I agree with the drain plug feeling a bit "iffy".  It looked like mine had some type of red thread lock on it.  Mine has been sitting several days since I changed it and hasn't been ran so I'll check it and be sure it hasn't leaked any.

Ed


----------



## Intheswamp (May 11, 2011)

wkpoor said:
			
		

> I see almost no reason to ever change the hydraulic oil on a splitter. Maybe the filter every few years but the oil no. We don't even ever change the oil on our transport category aircraft here at the flight dept so why in the name of god would you need to change it on something as low tech as a log splitter is beyond me.


I agree with you about changing the hydraulic fluid (unless of course a problem is detected) but I don't think anyone mentioned changing it.  ???

Ed


----------



## wkpoor (May 11, 2011)

Sorry I must have read this post too fast. Thought someone was talking af changing Hyd oil. I reread and see it was all about engine oil and those little things do need it changed often.


----------



## muncybob (May 12, 2011)

Ed, I was planning at 2 or 3 hours but I've been using the splitter a lot so I think it was around 5 hours. Did not look real close at the oil but it had a milky sort of look to it. I plan to change again at the next 5 hour mark and will replace with synthetic since I see me using it in cold weather...also planning to drain the hydraulic oil out and replace with ATF. Checked all the fittings/nuts & bolts, etc and the only thing that was loose is a screw with a washer behind it on the face of the cylinder housing....no idea what it's there for?


----------



## lukem (May 12, 2011)

Same thing here.  Oil looked murky so I changed it after about 3 or 4 tanks of fuel.  Won't be using it again until fall, so we'll see how it looks after some more use.  Might change it after another 5 hours or so.

I recently bought a tiller with a Honda GX engine.  It has about 3 hours on it and the oil is still crystal clear.  I wonder if the difference is truly metal particulate or just assembly lube differences?


----------



## Intheswamp (May 12, 2011)

muncybob said:
			
		

> Ed, I was planning at 2 or 3 hours but I've been using the splitter a lot so I think it was around 5 hours. Did not look real close at the oil but it had a milky sort of look to it.

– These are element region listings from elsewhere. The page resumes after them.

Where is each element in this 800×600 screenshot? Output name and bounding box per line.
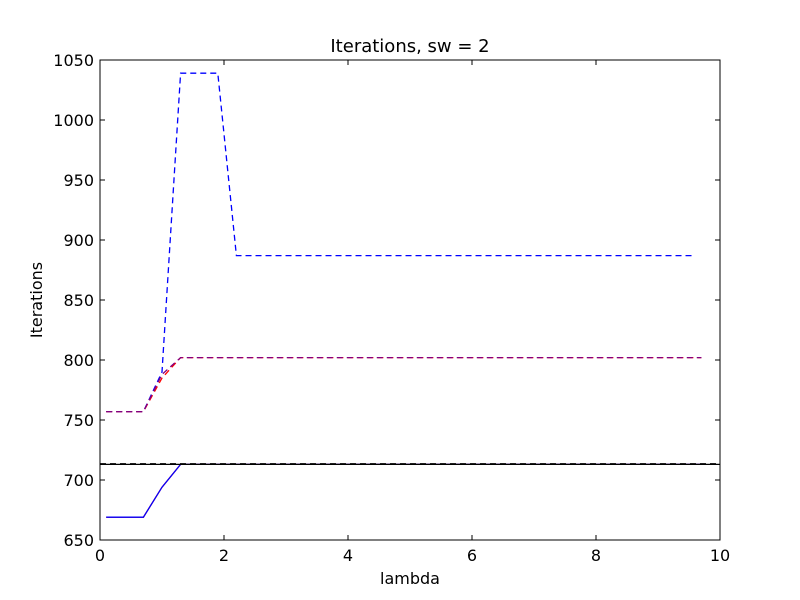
y-axis-label: Iterations — [27, 262, 46, 338]
series-line-3 — [106, 356, 702, 413]
y-tick-label: 800 — [63, 351, 94, 370]
x-tick-label: 2 — [219, 546, 229, 565]
y-tick-label: 700 — [63, 471, 94, 490]
plot-frame — [99, 59, 721, 541]
x-axis-label: lambda — [380, 569, 440, 588]
x-tick-label: 8 — [591, 546, 601, 565]
plot-area — [100, 60, 720, 540]
series-layer — [100, 72, 720, 518]
y-tick-label: 1050 — [53, 51, 94, 70]
y-tick-label: 850 — [63, 291, 94, 310]
tick-layer: 0 2 4 6 8 10 650 700 750 800 850 900 950 1000 1050 — [53, 51, 730, 565]
y-tick-label: 900 — [63, 231, 94, 250]
x-tick-label: 4 — [343, 546, 353, 565]
y-tick-label: 1000 — [53, 111, 94, 130]
series-line-1 — [106, 72, 696, 413]
y-tick-label: 750 — [63, 411, 94, 430]
x-tick-label: 10 — [710, 546, 730, 565]
chart-title: Iterations, sw = 2 — [330, 36, 489, 57]
y-tick-label: 950 — [63, 171, 94, 190]
y-tick-label: 650 — [63, 531, 94, 550]
x-tick-label: 0 — [95, 546, 105, 565]
x-tick-label: 6 — [467, 546, 477, 565]
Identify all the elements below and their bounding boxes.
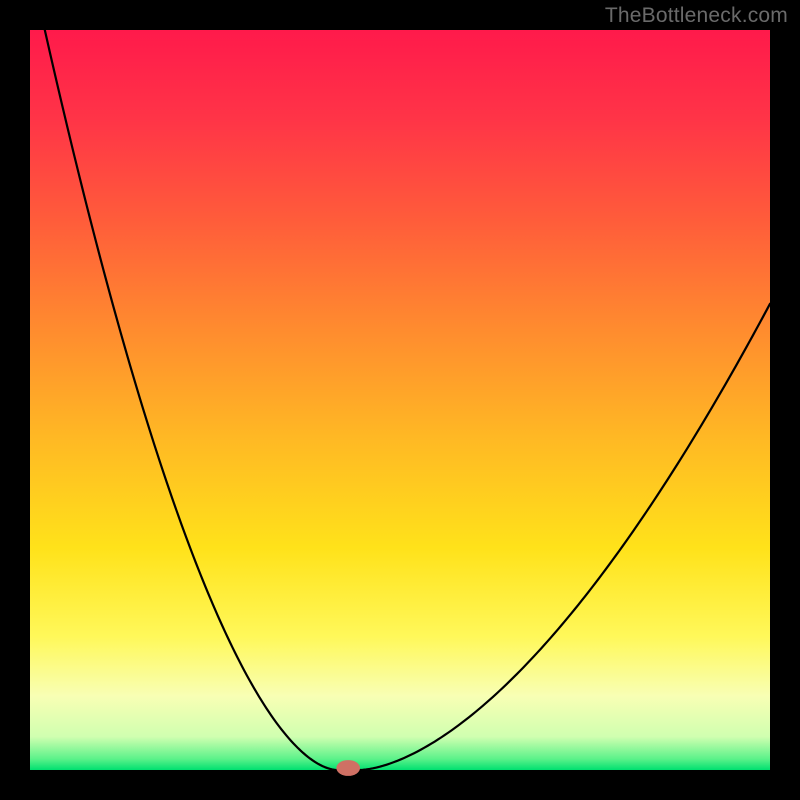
watermark-text: TheBottleneck.com — [605, 4, 788, 28]
bottleneck-chart — [0, 0, 800, 800]
chart-container: TheBottleneck.com — [0, 0, 800, 800]
minimum-marker — [336, 760, 360, 776]
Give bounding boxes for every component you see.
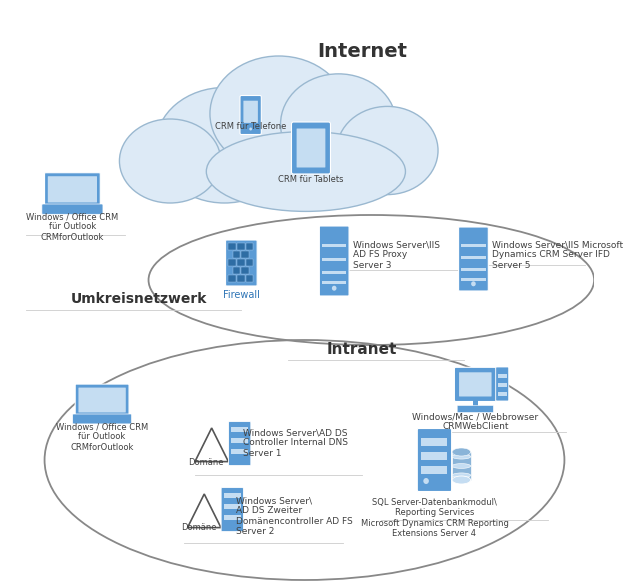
Ellipse shape bbox=[210, 56, 348, 172]
Bar bbox=[237, 259, 244, 266]
Text: CRM für Tablets: CRM für Tablets bbox=[278, 175, 344, 184]
Bar bbox=[422, 452, 447, 460]
FancyBboxPatch shape bbox=[75, 384, 129, 416]
Ellipse shape bbox=[206, 132, 406, 212]
Bar bbox=[322, 282, 346, 285]
Ellipse shape bbox=[332, 286, 337, 290]
Bar bbox=[461, 278, 486, 280]
Ellipse shape bbox=[452, 455, 470, 459]
Bar bbox=[422, 466, 447, 474]
Bar bbox=[497, 383, 507, 387]
Text: Domäne: Domäne bbox=[181, 523, 216, 532]
Bar bbox=[228, 243, 236, 250]
FancyBboxPatch shape bbox=[459, 372, 492, 396]
Bar bbox=[422, 438, 447, 446]
Text: Internet: Internet bbox=[317, 42, 407, 61]
FancyBboxPatch shape bbox=[291, 122, 330, 174]
Bar bbox=[246, 259, 253, 266]
Bar bbox=[246, 275, 253, 282]
Text: Windows / Office CRM
für Outlook
CRMforOutlook: Windows / Office CRM für Outlook CRMforO… bbox=[26, 212, 118, 242]
Bar bbox=[237, 275, 244, 282]
Bar bbox=[241, 267, 249, 274]
FancyBboxPatch shape bbox=[459, 227, 488, 291]
Bar bbox=[461, 256, 486, 259]
FancyBboxPatch shape bbox=[45, 173, 100, 206]
Text: Windows / Office CRM
für Outlook
CRMforOutlook: Windows / Office CRM für Outlook CRMforO… bbox=[56, 422, 148, 452]
FancyBboxPatch shape bbox=[225, 240, 257, 286]
Text: Intranet: Intranet bbox=[327, 342, 397, 357]
Bar bbox=[233, 267, 241, 274]
FancyBboxPatch shape bbox=[42, 204, 103, 214]
Text: Windows/Mac / Webbrowser
CRMWebClient: Windows/Mac / Webbrowser CRMWebClient bbox=[412, 412, 538, 432]
FancyBboxPatch shape bbox=[319, 226, 349, 296]
Ellipse shape bbox=[471, 281, 476, 286]
Polygon shape bbox=[195, 428, 228, 462]
Ellipse shape bbox=[280, 74, 396, 175]
Ellipse shape bbox=[120, 119, 221, 203]
Bar bbox=[224, 493, 241, 497]
FancyBboxPatch shape bbox=[454, 368, 496, 402]
Bar bbox=[322, 258, 346, 260]
Bar bbox=[241, 251, 249, 258]
Text: SQL Server-Datenbankmodul\
Reporting Services
Microsoft Dynamics CRM Reporting
E: SQL Server-Datenbankmodul\ Reporting Ser… bbox=[360, 498, 508, 538]
Bar bbox=[233, 251, 241, 258]
Ellipse shape bbox=[249, 128, 252, 131]
Bar bbox=[322, 244, 346, 247]
Ellipse shape bbox=[452, 476, 470, 484]
Text: Windows Server\AD DS
Controller Internal DNS
Server 1: Windows Server\AD DS Controller Internal… bbox=[243, 428, 348, 458]
Ellipse shape bbox=[156, 88, 293, 203]
FancyBboxPatch shape bbox=[228, 422, 251, 466]
Bar bbox=[228, 275, 236, 282]
Bar bbox=[231, 427, 248, 432]
Bar bbox=[497, 374, 507, 378]
Bar bbox=[231, 449, 248, 453]
Ellipse shape bbox=[452, 463, 470, 469]
FancyBboxPatch shape bbox=[243, 101, 258, 123]
Ellipse shape bbox=[423, 478, 429, 484]
Bar bbox=[237, 243, 244, 250]
FancyBboxPatch shape bbox=[496, 367, 509, 401]
Bar bbox=[497, 392, 507, 396]
Bar bbox=[461, 268, 486, 271]
Text: Windows Server\
AD DS Zweiter
Domänencontroller AD FS
Server 2: Windows Server\ AD DS Zweiter Domänencon… bbox=[236, 496, 353, 536]
Bar bbox=[472, 400, 478, 406]
Bar bbox=[224, 514, 241, 520]
FancyBboxPatch shape bbox=[417, 429, 452, 492]
Ellipse shape bbox=[452, 473, 470, 477]
Text: Domäne: Domäne bbox=[188, 458, 224, 467]
FancyBboxPatch shape bbox=[240, 95, 261, 135]
Bar bbox=[224, 503, 241, 509]
Ellipse shape bbox=[337, 106, 438, 195]
Text: Windows Server\IIS Microsoft
Dynamics CRM Server IFD
Server 5: Windows Server\IIS Microsoft Dynamics CR… bbox=[492, 240, 623, 270]
Polygon shape bbox=[188, 494, 221, 527]
FancyBboxPatch shape bbox=[72, 414, 132, 424]
Bar bbox=[461, 243, 486, 246]
Bar bbox=[228, 259, 236, 266]
Bar bbox=[452, 452, 470, 480]
FancyBboxPatch shape bbox=[79, 387, 126, 413]
FancyBboxPatch shape bbox=[296, 129, 325, 168]
FancyBboxPatch shape bbox=[48, 176, 97, 202]
Text: CRM für Telefone: CRM für Telefone bbox=[215, 122, 286, 131]
Bar bbox=[231, 437, 248, 443]
Bar bbox=[322, 271, 346, 274]
Text: Firewall: Firewall bbox=[223, 290, 260, 300]
FancyBboxPatch shape bbox=[221, 487, 243, 532]
Text: Umkreisnetzwerk: Umkreisnetzwerk bbox=[71, 292, 207, 306]
Bar bbox=[246, 243, 253, 250]
Text: Windows Server\IIS
AD FS Proxy
Server 3: Windows Server\IIS AD FS Proxy Server 3 bbox=[353, 240, 440, 270]
FancyBboxPatch shape bbox=[457, 406, 493, 413]
Ellipse shape bbox=[452, 448, 470, 456]
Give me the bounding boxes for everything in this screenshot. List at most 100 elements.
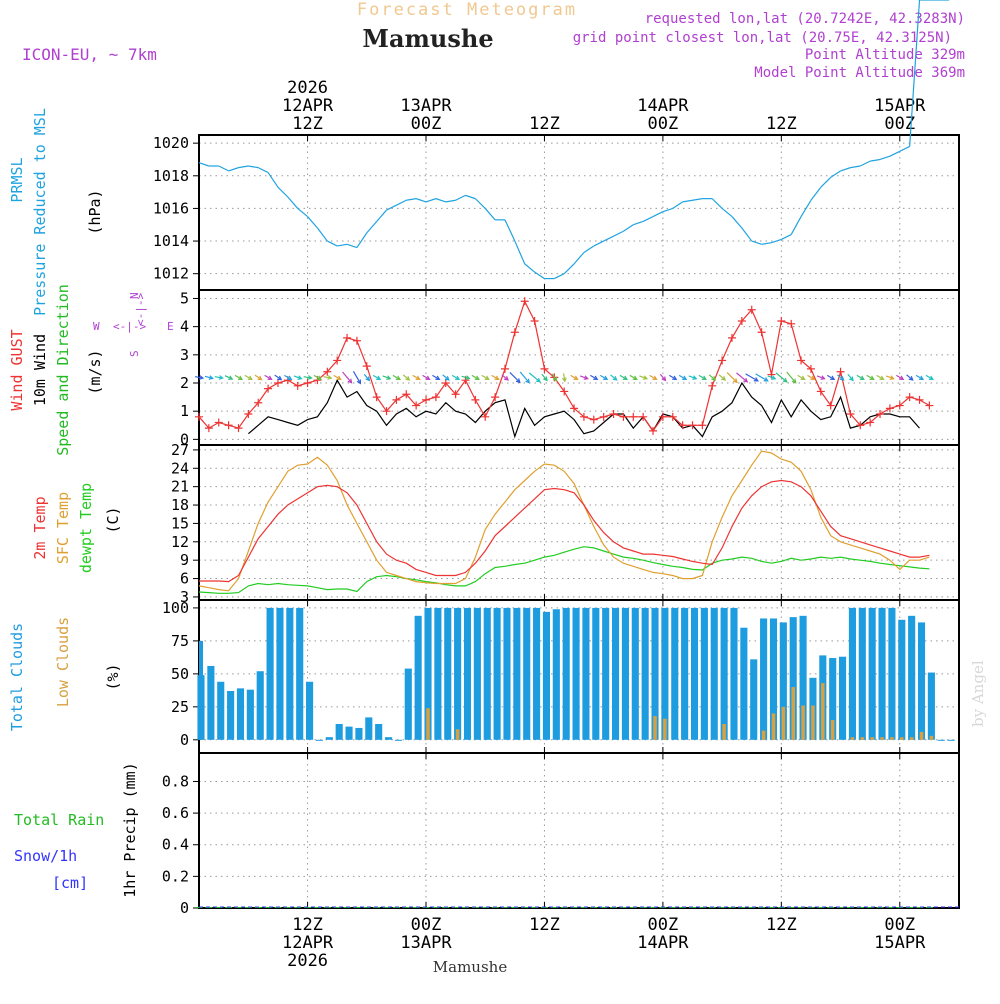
total-cloud-bar — [858, 607, 866, 740]
wind-direction-arrowhead — [474, 375, 480, 380]
total-cloud-bar — [720, 607, 728, 740]
ytick-label: 3 — [180, 588, 189, 606]
pressure-segment — [830, 170, 841, 178]
top-tick-label: 12Z — [529, 114, 560, 134]
wind-direction-arrow — [816, 375, 825, 380]
compass-e: E — [167, 320, 174, 333]
wind-direction-arrowhead — [743, 377, 749, 383]
wind-direction-arrowhead — [918, 375, 925, 380]
pressure-segment — [889, 150, 901, 157]
wind-direction-arrow — [194, 376, 204, 379]
top-tick-label: 15APR — [874, 96, 926, 116]
rain-bar — [767, 907, 776, 908]
pressure-segment — [781, 233, 792, 240]
bottom-tick-label: 12Z — [766, 915, 797, 935]
temp-sfc-line — [198, 450, 930, 592]
wind-direction-arrow — [786, 371, 797, 384]
top-tick-label: 2026 — [287, 78, 328, 98]
ytick-label: 1 — [180, 402, 189, 420]
low-cloud-bar — [850, 737, 855, 740]
snow-unit-label: [cm] — [52, 874, 88, 892]
gust-marker — [757, 328, 766, 337]
gust-marker — [737, 317, 746, 325]
gust-marker — [826, 401, 835, 410]
low-cloud-bar — [890, 737, 894, 740]
total-cloud-bar — [740, 627, 748, 740]
wind-direction-arrowhead — [365, 376, 371, 382]
wind-direction-arrowhead — [455, 375, 461, 380]
wind-direction-arrowhead — [386, 375, 392, 380]
pressure-segment — [228, 167, 239, 172]
gust-marker — [481, 412, 490, 421]
wind-direction-arrowhead — [830, 375, 836, 380]
top-tick-label: 12Z — [292, 114, 323, 134]
bottom-tick-label: 14APR — [637, 933, 689, 953]
ytick-label: 6 — [180, 570, 189, 588]
wind-direction-arrow — [755, 373, 768, 382]
wind-direction-arrowhead — [763, 377, 769, 382]
ytick-label: 1020 — [153, 134, 189, 152]
wind-direction-arrow — [579, 375, 588, 380]
wind-direction-arrow — [639, 375, 648, 380]
total-cloud-bar — [256, 671, 264, 740]
gust-marker — [520, 297, 529, 306]
wind-direction-arrowhead — [198, 375, 205, 380]
pressure-segment — [297, 207, 308, 218]
wind-direction-arrowhead — [583, 375, 589, 380]
wind-direction-arrow — [234, 374, 243, 380]
low-cloud-bar — [830, 720, 835, 740]
low-cloud-bar — [771, 713, 776, 740]
bottom-tick-label: 2026 — [287, 951, 328, 971]
pressure-label-2: Pressure Reduced to MSL — [31, 108, 49, 316]
pressure-segment — [860, 160, 871, 167]
rain-bar — [837, 907, 845, 908]
low-cloud-bar — [909, 737, 914, 740]
wind-direction-arrow — [659, 373, 666, 381]
gust-marker — [362, 362, 371, 371]
pressure-segment — [198, 162, 210, 167]
rain-bar — [264, 907, 272, 908]
top-tick-label: 14APR — [637, 96, 689, 116]
gust-marker — [343, 333, 352, 342]
wind-direction-arrowhead — [672, 375, 678, 380]
wind-direction-arrowhead — [347, 378, 353, 384]
low-cloud-bar — [860, 737, 865, 740]
pressure-segment — [524, 263, 535, 273]
wind-direction-arrowhead — [561, 377, 567, 383]
wind-direction-arrowhead — [316, 375, 322, 380]
wind-direction-arrowhead — [869, 375, 875, 380]
wind-direction-arrowhead — [820, 375, 826, 380]
total-cloud-bar — [789, 617, 797, 740]
pressure-segment — [840, 167, 851, 172]
rain-bar — [748, 907, 756, 908]
wind-direction-arrowhead — [839, 375, 845, 381]
total-cloud-bar — [839, 656, 847, 740]
wind-direction-arrowhead — [297, 375, 303, 380]
wind-direction-arrowhead — [552, 376, 557, 382]
wind-direction-arrow — [333, 374, 341, 380]
ytick-label: 5 — [180, 289, 189, 307]
total-cloud-bar — [325, 737, 333, 740]
bottom-tick-label: 12Z — [292, 915, 323, 935]
wind-direction-arrow — [392, 374, 401, 380]
pressure-panel: 1012 1014 1016 1018 1020 PRMSL Pressure Reduce… — [8, 0, 960, 316]
wind-direction-arrow — [570, 374, 578, 380]
top-tick-label: 12Z — [766, 114, 797, 134]
gust-marker — [846, 410, 855, 418]
total-cloud-bar — [384, 737, 393, 740]
total-clouds-label: Total Clouds — [8, 623, 26, 731]
temp-sfc-label: SFC Temp — [54, 492, 72, 564]
wind-direction-arrow — [619, 374, 628, 380]
gust-marker — [747, 305, 756, 314]
pressure-segment — [504, 219, 516, 242]
wind-direction-arrow — [528, 372, 541, 383]
rain-bar — [619, 907, 627, 908]
wind-direction-arrow — [925, 374, 934, 380]
total-cloud-bar — [908, 615, 916, 740]
wind-direction-arrowhead — [228, 375, 234, 380]
low-cloud-bar — [821, 683, 825, 740]
pressure-segment — [386, 204, 397, 211]
temp-2m-line — [199, 479, 930, 583]
total-cloud-bar — [947, 739, 955, 741]
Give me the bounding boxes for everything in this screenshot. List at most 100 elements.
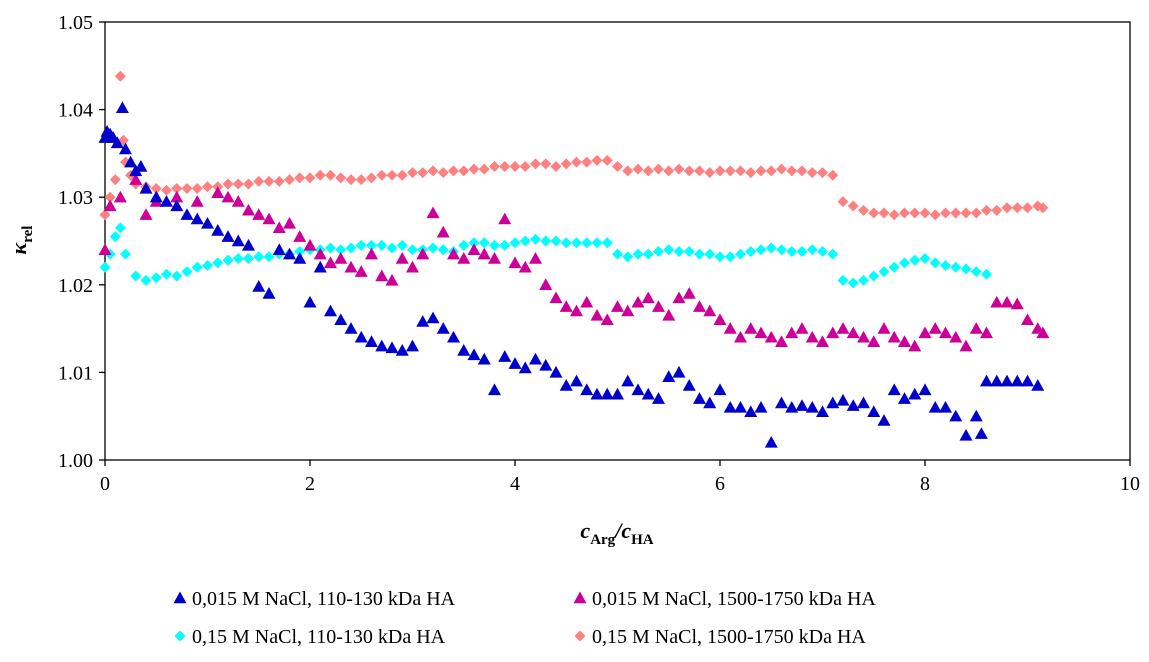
data-point <box>273 175 285 187</box>
data-point <box>867 405 881 418</box>
data-point <box>817 246 828 258</box>
data-point <box>918 326 932 339</box>
data-point <box>970 207 982 219</box>
data-point <box>990 295 1004 308</box>
data-point <box>560 237 572 249</box>
data-point <box>519 235 531 247</box>
data-point <box>591 154 603 166</box>
data-point <box>663 244 675 256</box>
data-point <box>150 182 162 194</box>
data-point <box>119 142 132 155</box>
data-point <box>682 287 696 299</box>
data-point <box>488 383 501 396</box>
data-point <box>499 161 511 173</box>
data-point <box>1000 295 1014 308</box>
data-point <box>221 190 235 203</box>
y-axis-title-sub: rel <box>20 226 36 243</box>
data-point <box>1021 313 1034 326</box>
data-point <box>735 165 746 177</box>
data-point <box>202 260 213 272</box>
data-point <box>396 169 408 181</box>
data-point <box>949 409 963 422</box>
data-point <box>376 239 388 251</box>
data-point <box>115 101 129 114</box>
plot-area <box>104 21 1131 461</box>
data-point <box>104 191 116 203</box>
data-point <box>918 383 932 396</box>
data-point <box>1037 202 1049 214</box>
data-point <box>795 322 809 334</box>
data-point <box>785 400 799 413</box>
data-point <box>314 169 326 181</box>
data-point <box>663 165 675 177</box>
data-point <box>161 184 172 196</box>
data-point <box>693 392 706 404</box>
data-point <box>263 251 275 263</box>
data-point <box>939 326 952 339</box>
data-point <box>694 165 705 177</box>
data-point <box>110 136 124 149</box>
x-tick-label: 2 <box>305 473 315 495</box>
data-point <box>898 392 911 404</box>
data-point <box>109 174 121 186</box>
data-point <box>376 169 388 181</box>
data-point <box>231 234 245 247</box>
data-point <box>868 207 880 219</box>
data-point <box>723 400 737 413</box>
data-point <box>375 269 389 282</box>
data-point <box>817 167 828 179</box>
data-point <box>242 238 255 251</box>
data-point <box>98 243 112 255</box>
data-point <box>601 154 613 166</box>
x-axis-title-var2: c <box>621 518 631 543</box>
legend-item: 0,015 M NaCl, 110-130 kDa HA <box>173 588 456 610</box>
data-point <box>294 172 306 184</box>
series-1 <box>98 101 1045 448</box>
data-point <box>632 163 644 175</box>
data-point <box>940 260 951 272</box>
data-point <box>744 405 758 418</box>
data-point <box>395 252 409 264</box>
data-point <box>878 266 890 278</box>
data-point <box>427 242 439 254</box>
data-point <box>662 308 676 321</box>
data-point <box>262 212 276 225</box>
axis-ticks: 0 2 4 6 8 10 1.00 1.01 1.02 1.03 1.04 1.05 <box>58 12 1140 495</box>
data-point <box>190 212 204 225</box>
data-point <box>846 326 860 339</box>
data-point <box>908 339 922 352</box>
legend-label: 0,15 M NaCl, 1500-1750 kDa HA <box>592 626 866 648</box>
data-point <box>191 182 203 194</box>
data-point <box>919 253 931 265</box>
data-point <box>406 260 419 273</box>
y-tick-label: 1.03 <box>58 187 93 209</box>
data-point <box>385 341 399 354</box>
data-point <box>191 261 203 273</box>
data-point <box>243 253 254 265</box>
data-point <box>457 344 471 356</box>
data-point <box>232 178 244 190</box>
data-point <box>171 182 183 194</box>
data-point <box>980 374 993 387</box>
data-point <box>324 256 337 269</box>
data-point <box>458 239 470 251</box>
x-tick-label: 8 <box>920 473 930 495</box>
data-point <box>313 247 327 260</box>
data-point <box>909 254 921 266</box>
data-point <box>642 165 654 177</box>
y-tick-label: 1.02 <box>58 275 93 297</box>
data-point <box>303 295 317 308</box>
data-point <box>149 190 163 203</box>
data-point <box>325 169 336 181</box>
data-point <box>723 322 737 334</box>
data-point <box>344 260 358 273</box>
data-point <box>211 223 225 236</box>
data-point <box>134 160 148 172</box>
data-point <box>139 181 153 194</box>
data-point <box>960 207 972 219</box>
data-point <box>509 161 521 173</box>
data-point <box>632 248 644 260</box>
data-point <box>857 330 870 343</box>
data-point <box>1010 297 1024 310</box>
data-point <box>222 254 234 266</box>
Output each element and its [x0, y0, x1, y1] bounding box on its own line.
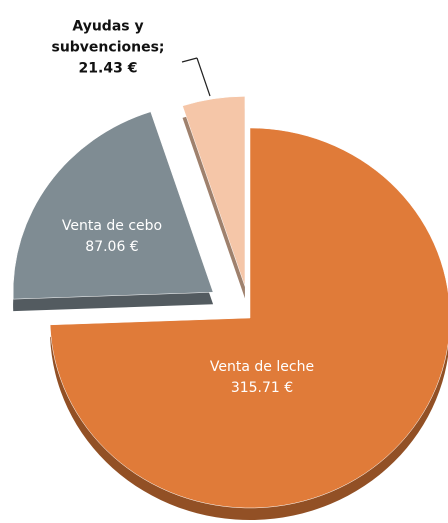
data-label: Venta de leche 315.71 € [210, 357, 314, 399]
category-label: Venta de cebo [61, 218, 163, 234]
value-label: 21.43 € [78, 60, 138, 77]
leader-line [181, 57, 198, 63]
slice [49, 127, 448, 509]
data-label: Venta de cebo 87.06 € [62, 216, 162, 258]
data-label: Ayudas y subvenciones; 21.43 € [48, 17, 168, 80]
value-label: 87.06 € [85, 239, 139, 255]
slice [182, 96, 246, 287]
category-label: Ayudas y subvenciones; [51, 18, 165, 56]
value-label: 315.71 € [230, 380, 294, 396]
leader-line [196, 57, 211, 97]
category-label: Venta de leche [209, 359, 315, 375]
slice [12, 111, 214, 300]
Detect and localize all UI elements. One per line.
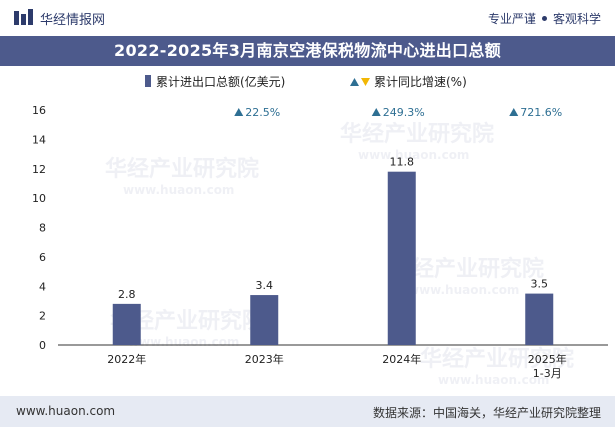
slogan-left: 专业严谨 <box>487 12 536 26</box>
y-tick-label: 12 <box>32 163 46 176</box>
watermark-url: www.huaon.com <box>358 148 469 162</box>
bar-value-label: 3.5 <box>531 278 549 291</box>
bar-value-label: 2.8 <box>118 288 136 301</box>
y-tick-label: 14 <box>32 133 46 146</box>
legend-triangle-up-icon <box>350 78 359 86</box>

I plan to change again at the next 5 hour mark and will replace with synthetic since I see me using it in cold weather...also planning to drain the hydraulic oil out and replace with ATF. Checked all the fittings/nuts & bolts, etc and the only thing that was loose is a screw with a washer behind it on the face of the cylinder housing....no idea what it's there for?



That's about how my "early" oil change went, too.  

I hear you on the synthetic.  I wouldn't really mind going that route, but the heat down here I think is our big factor.  I left town yesterday evening....6:15cst, bank clock read 93F...thermometer in the jeep read 95F.  It's HOT!  

I've got three pieces of that old cemetery oak to finish cutting into stove length and then split.  Then I've gotta clean the area up.  Once I get that finished my cousin has a big red oak out in a pasture that went down about a month ago.  I'm a little iffy about that one as I've got a good feeling it's going to be really limby.  Then another friend has an oak of some sort that went down on a dirt road beside his house....the county was nice enough to cut it up *some* and push it onto the edge of his field....probably another limby one.<sigh>  And I've still gotta try to get me some pine cut pretty quick for 11/12.  But this heat is getting rather oppressive.

I will say that the red oak from the cemetery has quickly started showing some good splitting on the ends...this heat and the dry breezes that we've had seem to have things in hyper drying mode....this weekend we're *supposed* to get some rain (we need it very, very badly) so that might slow down drying for a few days.

Ed

ETA:  Ditto on the murky oil.  I've still got it sat aside for further inspection.  Hmm, I'll have to check that screw/washer out on my splitter and see what you're talking about.  I haven't gone completely over the splitter since I've been using it...guess that needs doing before I crank it back up!


----------



## Intheswamp (May 12, 2011)

lukem said:
			
		

> Same thing here.  Oil looked murky so I changed it after about 3 or 4 tanks of fuel.  Won't be using it again until fall, so we'll see how it looks after some more use.  Might change it after another 5 hours or so.
> 
> I recently bought a tiller with a Honda GX engine.  It has about 3 hours on it and the oil is still crystal clear.  I wonder if the difference is truly metal particulate or just assembly lube differences?


Interesting observation regarding the GX's oil being clear.  It could be from manufacturing lube or possibly differences in engine material.

Ed


----------